ルイス・ハミルトンをプロデューサーに迎えた『F1®/エフワン』の撮影は、世界各国の本物のサーキットコースを使い、キャストは数カ月の厳しいトレーニングを積み、F1®マシンを実際に操縦するなど限界までリアルを追求した。敏腕プロデューサーとしても知られるブラッドは、過去にもレース映画を作ろうと試みたが、一度も実現しなかったそうだ。コシンスキー監督がUS版『GQ』のインタビューで、ブラッド&トム共演で『フォードvsフェラーリ』制作の企画があったものの、スタジオが予算を認めなかったという。

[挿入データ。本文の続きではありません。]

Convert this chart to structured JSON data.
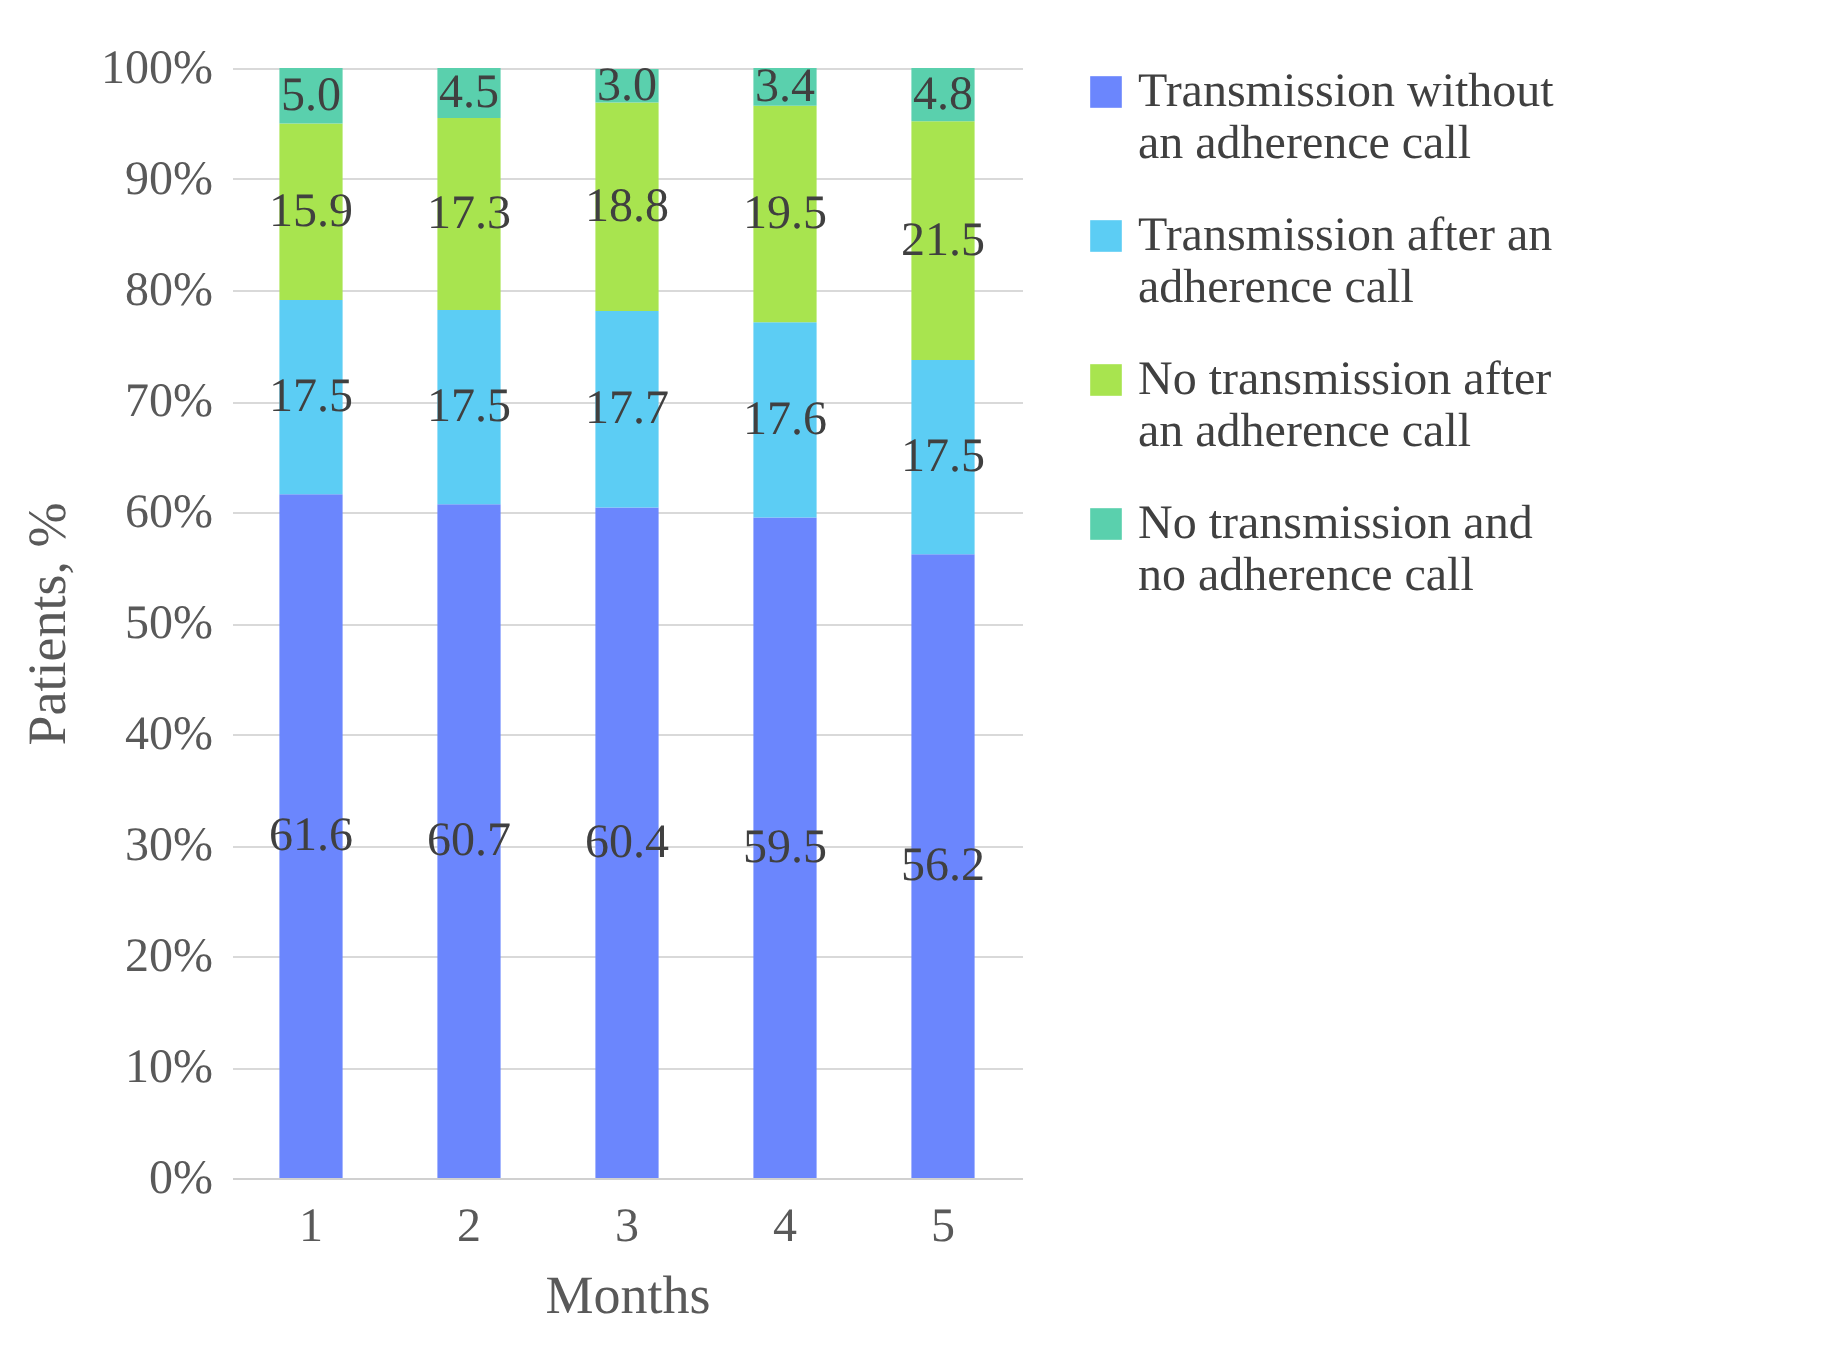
{
  "chart_data": {
    "type": "bar",
    "stacked": true,
    "xlabel": "Months",
    "ylabel": "Patients, %",
    "categories": [
      "1",
      "2",
      "3",
      "4",
      "5"
    ],
    "series": [
      {
        "name": "Transmission without an adherence call",
        "color": "#6b86fd",
        "values": [
          61.6,
          60.7,
          60.4,
          59.5,
          56.2
        ],
        "value_labels": [
          "61.6",
          "60.7",
          "60.4",
          "59.5",
          "56.2"
        ]
      },
      {
        "name": "Transmission after an adherence call",
        "color": "#5ccdf4",
        "values": [
          17.5,
          17.5,
          17.7,
          17.6,
          17.5
        ],
        "value_labels": [
          "17.5",
          "17.5",
          "17.7",
          "17.6",
          "17.5"
        ]
      },
      {
        "name": "No transmission after an adherence call",
        "color": "#a8e44f",
        "values": [
          15.9,
          17.3,
          18.8,
          19.5,
          21.5
        ],
        "value_labels": [
          "15.9",
          "17.3",
          "18.8",
          "19.5",
          "21.5"
        ]
      },
      {
        "name": "No transmission and no adherence call",
        "color": "#5ad0ad",
        "values": [
          5.0,
          4.5,
          3.0,
          3.4,
          4.8
        ],
        "value_labels": [
          "5.0",
          "4.5",
          "3.0",
          "3.4",
          "4.8"
        ]
      }
    ],
    "ylim": [
      0,
      100
    ],
    "yticks": [
      {
        "value": 0,
        "label": "0%"
      },
      {
        "value": 10,
        "label": "10%"
      },
      {
        "value": 20,
        "label": "20%"
      },
      {
        "value": 30,
        "label": "30%"
      },
      {
        "value": 40,
        "label": "40%"
      },
      {
        "value": 50,
        "label": "50%"
      },
      {
        "value": 60,
        "label": "60%"
      },
      {
        "value": 70,
        "label": "70%"
      },
      {
        "value": 80,
        "label": "80%"
      },
      {
        "value": 90,
        "label": "90%"
      },
      {
        "value": 100,
        "label": "100%"
      }
    ],
    "grid": "y",
    "legend": "right"
  }
}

なお、トムとブラッドそれぞれを主演に迎えた大作を監督しているコシンスキーは、2人を比べてこう評している。「トムは常に限界に挑戦するけれど、その一方で非常に能力があり、技術もある。2人とも生まれながらにドライビングの才能がある。だけどきっと、トムと組んだ方が恐ろしい思いをしただろうね」
カーアクションのスーパーバイザーを務めたグレアム・ケリーも同意し、「クラッシュしていただろう。トムは限界まで攻めるんだ。本当にギリギリまでやるから、恐ろしい。『ミッション:インポッシブル』でトムと何度も組んだけれど、彼のために車を作り、一緒にスタントをする私のような人間には、最強にストレスを感じる経験だ。それに比べ、ブラッドは話を聞いてくれるし、自分の能力もわかっている。だから彼なら『そうか、僕は止めておく』と言ってくれたと思う」と付け加えている。